Interesting readers, as well as writers
Book focuses on leading authors and the books they love
From a window of her office in the Barker Center, English Professor Leah Price can see the apartment of Pulitzer Prize-winning novelist Junot Díaz.
She knows that apartment well. His kitchen, for instance, is no ordinary one. His book collection extends into the room dedicated for cooking, and beside the refrigerator there’s a bookshelf stocked with J.R.R. Tolkien, a biography of Che Guevara, and “The Third God” by Ricardo Pinto.
This glimpse into Díaz’s library and home is documented in Price’s new book of interviews and photographs, “Unpacking My Library: Writers and Their Books.” In it, Price details the reading routines and kaleidoscopic bookshelves of leading authors such as Alison Bechdel, Stephen Carter, Rebecca Goldstein, Steven Pinker, Claire Messud, Jonathan Lethem, and others.
“As a literary critic, I’ve thought a lot about authors reading, and the relationship between reading and writing. I wanted to interview people whose work I liked a lot and people who I thought would be not just interesting writers, but interesting readers,” Price said.
“It’s great to be able to go to someone’s apartment, look at their bookshelf, and say, ‘Hey, you have a copy of this; it looks like you’ve cracked the spine with repeated re-readings; what do you love about this book? How do you arrange your books?

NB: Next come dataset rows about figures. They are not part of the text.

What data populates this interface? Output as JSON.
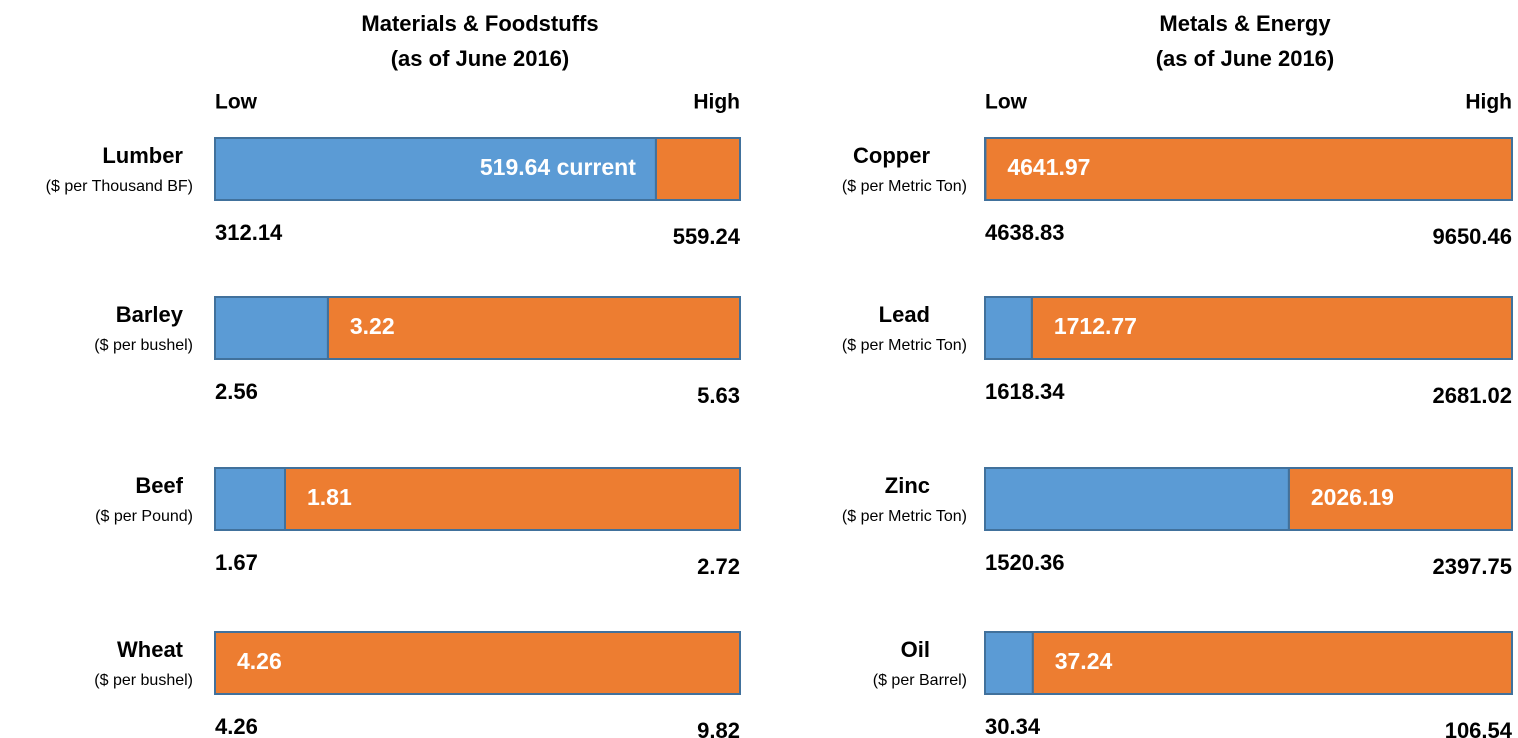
{
  "chart_data": [
    {
      "type": "range",
      "title": "Materials & Foodstuffs",
      "subtitle": "(as of June 2016)",
      "low_heading": "Low",
      "high_heading": "High",
      "categories": [
        "Lumber",
        "Barley",
        "Beef",
        "Wheat"
      ],
      "units": [
        "($ per Thousand BF)",
        "($ per bushel)",
        "($ per Pound)",
        "($ per bushel)"
      ],
      "low": [
        312.14,
        2.56,
        1.67,
        4.26
      ],
      "high": [
        559.24,
        5.63,
        2.72,
        9.82
      ],
      "values": [
        519.64,
        3.22,
        1.81,
        4.26
      ],
      "value_labels": [
        "519.64 current",
        "3.22",
        "1.81",
        "4.26"
      ],
      "colors": {
        "below": "#5b9bd5",
        "above": "#ed7d31",
        "edge": "#41719c"
      }
    },
    {
      "type": "range",
      "title": "Metals & Energy",
      "subtitle": "(as of June 2016)",
      "low_heading": "Low",
      "high_heading": "High",
      "categories": [
        "Copper",
        "Lead",
        "Zinc",
        "Oil"
      ],
      "units": [
        "($ per Metric Ton)",
        "($ per Metric Ton)",
        "($ per Metric Ton)",
        "($ per Barrel)"
      ],
      "low": [
        4638.83,
        1618.34,
        1520.36,
        30.34
      ],
      "high": [
        9650.46,
        2681.02,
        2397.75,
        106.54
      ],
      "values": [
        4641.97,
        1712.77,
        2026.19,
        37.24
      ],
      "value_labels": [
        "4641.97",
        "1712.77",
        "2026.19",
        "37.24"
      ],
      "colors": {
        "below": "#5b9bd5",
        "above": "#ed7d31",
        "edge": "#41719c"
      }
    }
  ]
}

What do you do with the books you don’t want anymore? Do you sell books you don’t want? Do you give them away? Do you write in books?’”
The results are revealing. “Asking people about their books is a good way of getting them to open up because it’s more oblique than asking them about themselves, and yet so much of the self comes out in which books you own,” she said.
While talking books, Díaz admitted that he has read aloud to others, but he “never had anyone read to me, really.”
“My father and I aren’t especially close,” divulged writer Lev Grossman. “He’s in the late stages of Alzheimer’s and can’t read anymore. When my parents moved out of the house where I grew up, my mother sold off his library — it was like they were breaking up his brain, the same way the Alzheimer’s was doing. I couldn’t take the whole thing, but I rescued a few volumes.”
And who knew that Harvard’s own Steven Pinker appeared in an infomercial for the shelving system he uses? “I believe in the product, so I did a hammy sales pitch, which ended up on a new website that I was only dimly aware of at the time: YouTube.”
“One of the things that also came out in these interviews is that books can both bring people together and drive them apart,” said Price. “I interviewed three couples, and they all talked in different ways about whether and how they interfile their books, what you do when you move in with someone, if you get rid of your duplicates, and, if you are, whose copy do you put out on the curb?”
Price asked each writer for his or her top 10 books — an unnerving task for anyone. “With the couples, it was interesting to see whether or not they’d put their partner’s book on their list.”
Pinker’s wife, novelist and philosopher Rebecca Goldstein, did include his hallmark tome “How The Mind Works,” but also selected “The Collected Dialogues” by Plato, “The Complete Notebooks of Henry James,” and “Middlemarch” by George Eliot, “the book that came up most often out of all the authors,” said Price.
“For me, editing this book was a treat, because I’m used to working on dead writers,” said Price, whose primary field is the 18th- and 19th-century British novel, although she does enjoy a good detective read.
“One of the great luxuries of a book is that it hides you from the outside the world,” she said. “If you think about the phrase ‘someone who has their nose in a book,’ there’s a way in which you’re enclosed inside the fold of the pages. The book is protecting you.”